Debussy
Préludes Book II
Rachmaninov
Preludes, Op.32
Steven Osborne (piano)
Reviewed by: Douglas Cooksey
Reviewed: 23 August, 2006
Venue: The Queen's Hall, Edinburgh
This was the second of a pair of late-morning Edinburgh Festival recitals in which Steven Osborne played both Books of Debussy’s Préludes (which Hyperion has just issued, CDA67530) and the two sets of Rachmaninov’s. One might almost say ‘an embarrassment of preludes’. Apropos Williams Wordsworth’s famous poem, “The Prelude”, which runs to forty pages, one wag once commented that if this was only the prelude, heaven knows what the real thing would be like. Be that as it may, this programme contained some of the most demanding music written for piano both in terms of colouristic effects and outright virtuosity, a pianistic obstacle-course that – for the most part – Osborne negotiated with great assurance.
When first published in Britain, Book II of Debussy’s Préludes was significantly less successful than Book I, selling less than half the number of copies despite its British references – Rackham’s statue of Peter Pan in Kensington Gardens (‘Les fées sont d’exquises danseuses’), George V’s Indian Durbar (‘La terrasse des audiences du clair de lune’), and “God Save the King” (‘Hommage à S. Pickwick Esq. P.P.M.P.C’). Osborne seemed far more at home in the more evocative insubstantial worlds of ‘Brouillards’ (Mists), ‘Feuilles mortes’ (Dead Leaves) and the hieratic ‘Audiences du clair de lune’ than in the character pieces such as ‘Général Lavine – eccentric’, which lacked a certain tongue-in-cheek quality. However, there was no doubting Osborne’s consummate virtuosity in the hugely demanding ‘Les tierces alternées’ or in the concluding ‘Feux d’artifice, both despatched with exuberant relish.

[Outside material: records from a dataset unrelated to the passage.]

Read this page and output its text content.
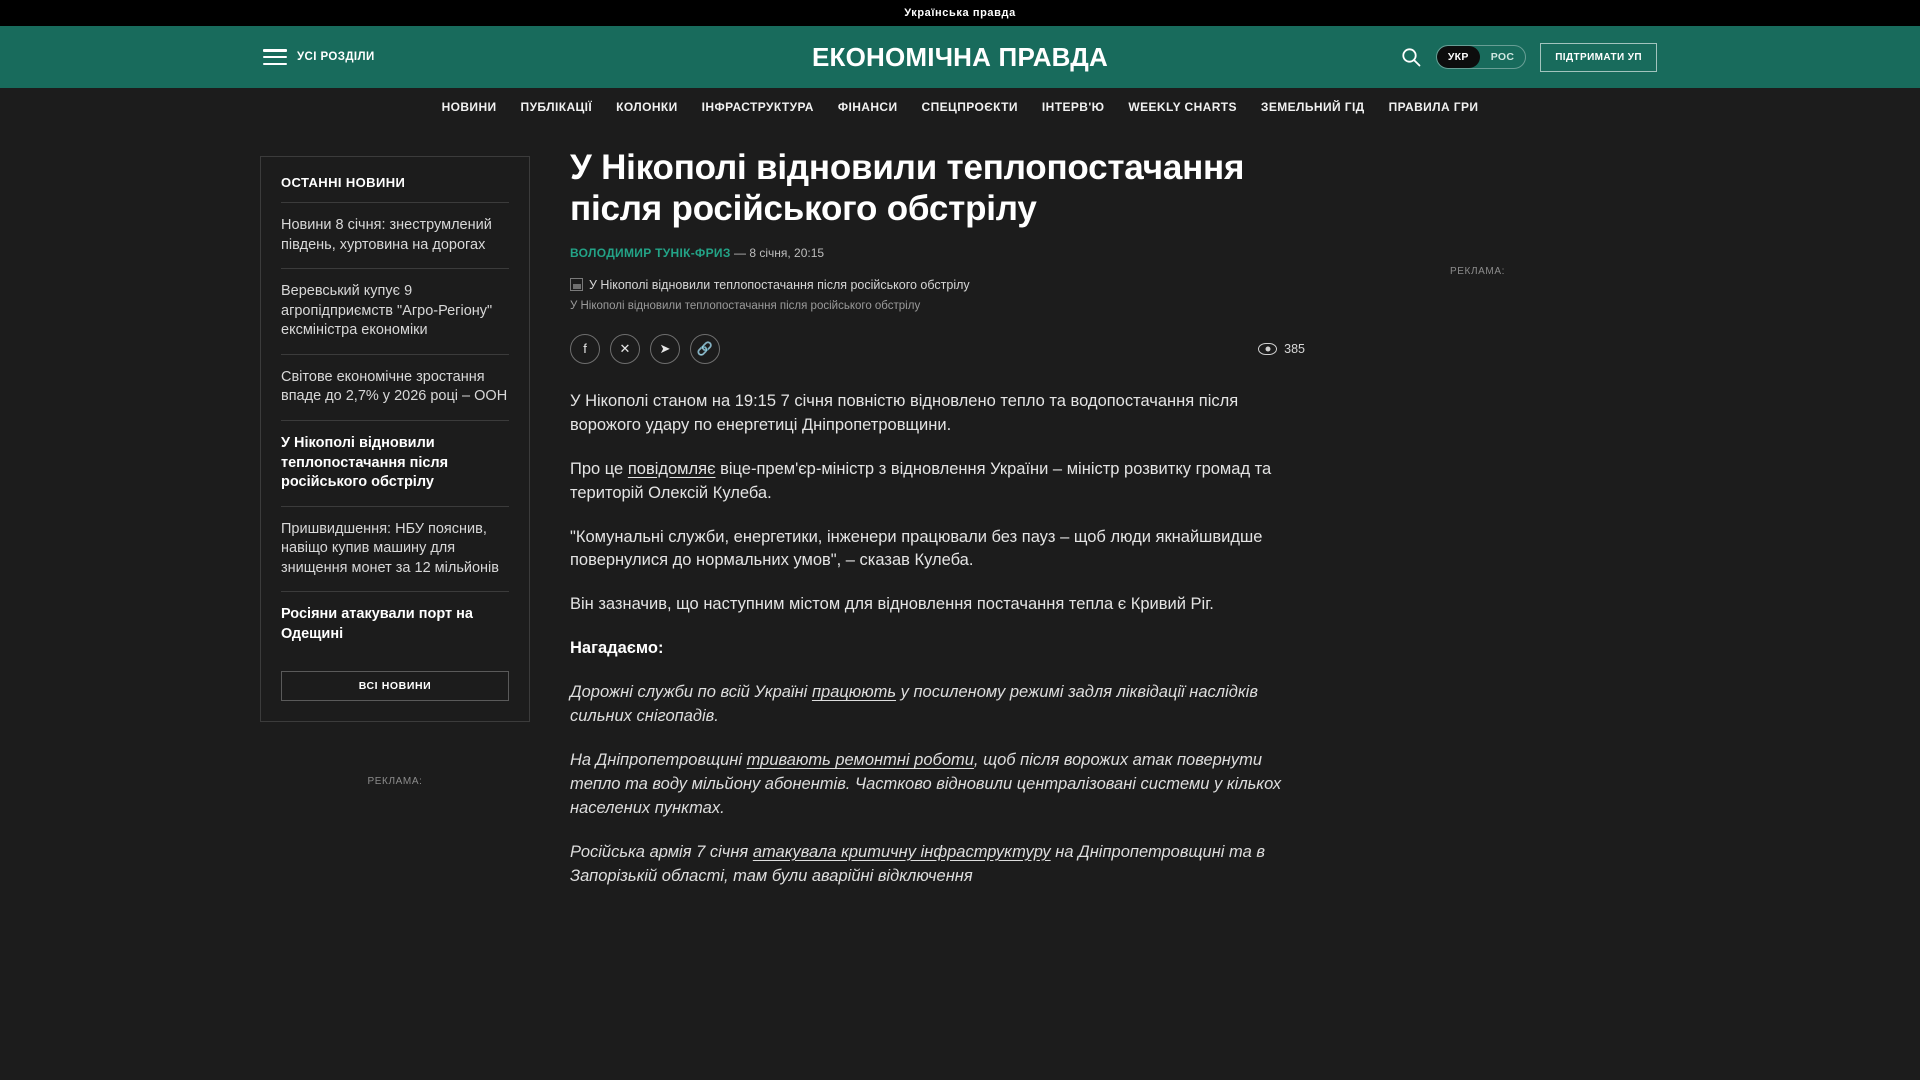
Українська правда
УСІ РОЗДІЛИ	ЕКОНОМІЧНА ПРАВДА	УКР	РОС	ПІДТРИМАТИ УП
НОВИНИ ПУБЛІКАЦІЇ КОЛОНКИ ІНФРАСТРУКТУРА ФІНАНСИ СПЕЦПРОЄКТИ ІНТЕРВ'Ю WEEKLY CHARTS ЗЕМЕЛЬНИЙ ГІД ПРАВИЛА ГРИ
ОСТАННІ НОВИНИ
Новини 8 січня: знеструмлений південь, хуртовина на дорогах
Веревський купує 9 агропідприємств "Агро-Регіону" ексміністра економіки
Світове економічне зростання впаде до 2,7% у 2026 році – ООН
У Нікополі відновили теплопостачання після російського обстрілу
Пришвидшення: НБУ пояснив, навіщо купив машину для знищення монет за 12 мільйонів
Росіяни атакували порт на Одещині
ВСІ НОВИНИ
РЕКЛАМА:
У Нікополі відновили теплопостачання після російського обстрілу
ВОЛОДИМИР ТУНІК-ФРИЗ — 8 січня, 20:15
У Нікополі відновили теплопостачання після російського обстрілу
У Нікополі відновили теплопостачання після російського обстрілу
f	✕	➤	🔗	385

У Нікополі станом на 19:15 7 січня повністю відновлено тепло та водопостачання після ворожого удару по енергетиці Дніпропетровщини.

Про це повідомляє віце-прем'єр-міністр з відновлення України – міністр розвитку громад та територій Олексій Кулеба.

"Комунальні служби, енергетики, інженери працювали без пауз – щоб люди якнайшвидше повернулися до нормальних умов", – сказав Кулеба.

Він зазначив, що наступним містом для відновлення постачання тепла є Кривий Ріг.

Нагадаємо:

Дорожні служби по всій Україні працюють у посиленому режимі задля ліквідації наслідків сильних снігопадів.

На Дніпропетровщині тривають ремонтні роботи, щоб після ворожих атак повернути тепло та воду мільйону абонентів. Частково відновили централізовані системи у кількох населених пунктах.

Російська армія 7 січня атакувала критичну інфраструктуру на Дніпропетровщині та в Запорізькій області, там були аварійні відключення

РЕКЛАМА:
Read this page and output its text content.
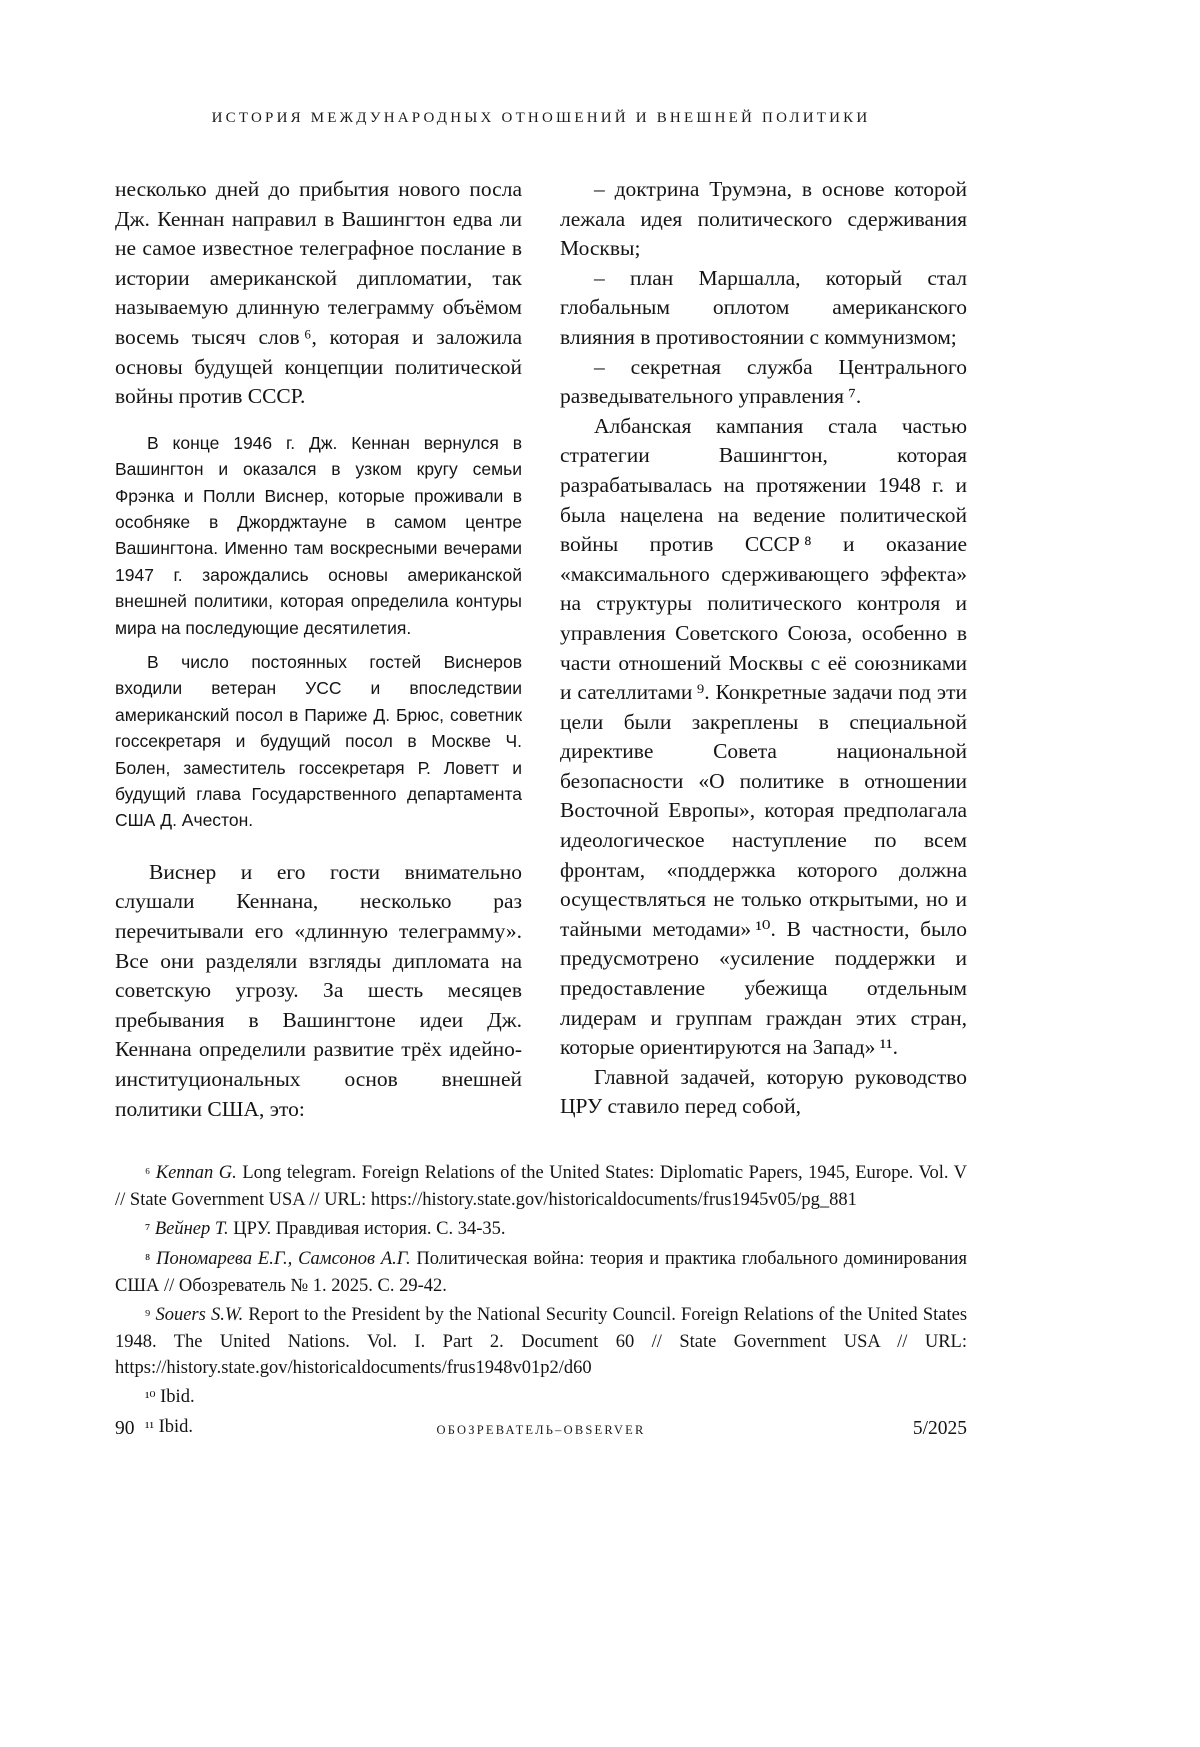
ИСТОРИЯ МЕЖДУНАРОДНЫХ ОТНОШЕНИЙ И ВНЕШНЕЙ ПОЛИТИКИ

несколько дней до прибытия нового посла Дж. Кеннан направил в Вашингтон едва ли не самое известное телеграфное послание в истории американской дипломатии, так называемую длинную телеграмму объёмом восемь тысяч слов ⁶, которая и заложила основы будущей концепции политической войны против СССР.

В конце 1946 г. Дж. Кеннан вернулся в Вашингтон и оказался в узком кругу семьи Фрэнка и Полли Виснер, которые проживали в особняке в Джорджтауне в самом центре Вашингтона. Именно там воскресными вечерами 1947 г. зарождались основы американской внешней политики, которая определила контуры мира на последующие десятилетия.

В число постоянных гостей Виснеров входили ветеран УСС и впоследствии американский посол в Париже Д. Брюс, советник госсекретаря и будущий посол в Москве Ч. Болен, заместитель госсекретаря Р. Ловетт и будущий глава Государственного департамента США Д. Ачестон.

Виснер и его гости внимательно слушали Кеннана, несколько раз перечитывали его «длинную телеграмму». Все они разделяли взгляды дипломата на советскую угрозу. За шесть месяцев пребывания в Вашингтоне идеи Дж. Кеннана определили развитие трёх идейно-институциональных основ внешней политики США, это:

– доктрина Трумэна, в основе которой лежала идея политического сдерживания Москвы;

– план Маршалла, который стал глобальным оплотом американского влияния в противостоянии с коммунизмом;

– секретная служба Центрального разведывательного управления ⁷.

Албанская кампания стала частью стратегии Вашингтон, которая разрабатывалась на протяжении 1948 г. и была нацелена на ведение политической войны против СССР ⁸ и оказание «максимального сдерживающего эффекта» на структуры политического контроля и управления Советского Союза, особенно в части отношений Москвы с её союзниками и сателлитами ⁹. Конкретные задачи под эти цели были закреплены в специальной директиве Совета национальной безопасности «О политике в отношении Восточной Европы», которая предполагала идеологическое наступление по всем фронтам, «поддержка которого должна осуществляться не только открытыми, но и тайными методами» ¹⁰. В частности, было предусмотрено «усиление поддержки и предоставление убежища отдельным лидерам и группам граждан этих стран, которые ориентируются на Запад» ¹¹.

Главной задачей, которую руководство ЦРУ ставило перед собой,

⁶ Kennan G. Long telegram. Foreign Relations of the United States: Diplomatic Papers, 1945, Europe. Vol. V // State Government USA // URL: https://history.state.gov/historicaldocuments/frus1945v05/pg_881

⁷ Вейнер Т. ЦРУ. Правдивая история. С. 34-35.

⁸ Пономарева Е.Г., Самсонов А.Г. Политическая война: теория и практика глобального доминирования США // Обозреватель № 1. 2025. С. 29-42.

⁹ Souers S.W. Report to the President by the National Security Council. Foreign Relations of the United States 1948. The United Nations. Vol. I. Part 2. Document 60 // State Government USA // URL: https://history.state.gov/historicaldocuments/frus1948v01p2/d60

¹⁰ Ibid.

¹¹ Ibid.

90	ОБОЗРЕВАТЕЛЬ–OBSERVER	5/2025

Rather less successful were the 13 Preludes of Rachmaninov’s Opus 32 set. (To make the requisite number of 24, there are 10 Preludes in Rachmaninov’s Opus 23 collection and the famous C sharp minor Prelude is the second piece of Morceaux de fantaisie, Opus 3.) In Osborne’s traversal of Opus 32, technique was there in abundance but this is music that calls for greater emotional generosity than he seemed able to summon up, at least on this occasion. Whilst there is a case for crisp, cleanly pedalled Rachmaninov, the outburst of joy in No.3 seemed strangely muted and No.4 sounded more like a study. One found oneself scribbling ‘Yes, but where’s the abandon?’ Best was No.10, its sounds hanging Debussy-like in the air, its ending quite hypnotic.
Elsewhere Osborne’s forceful, slightly literal approach and lack of fantasy led to some monotony. One emerged impressed at the feat of his playing but a little battered by the end result. On this evidence Osborne is far more at home with Debussy than Rachmaninov.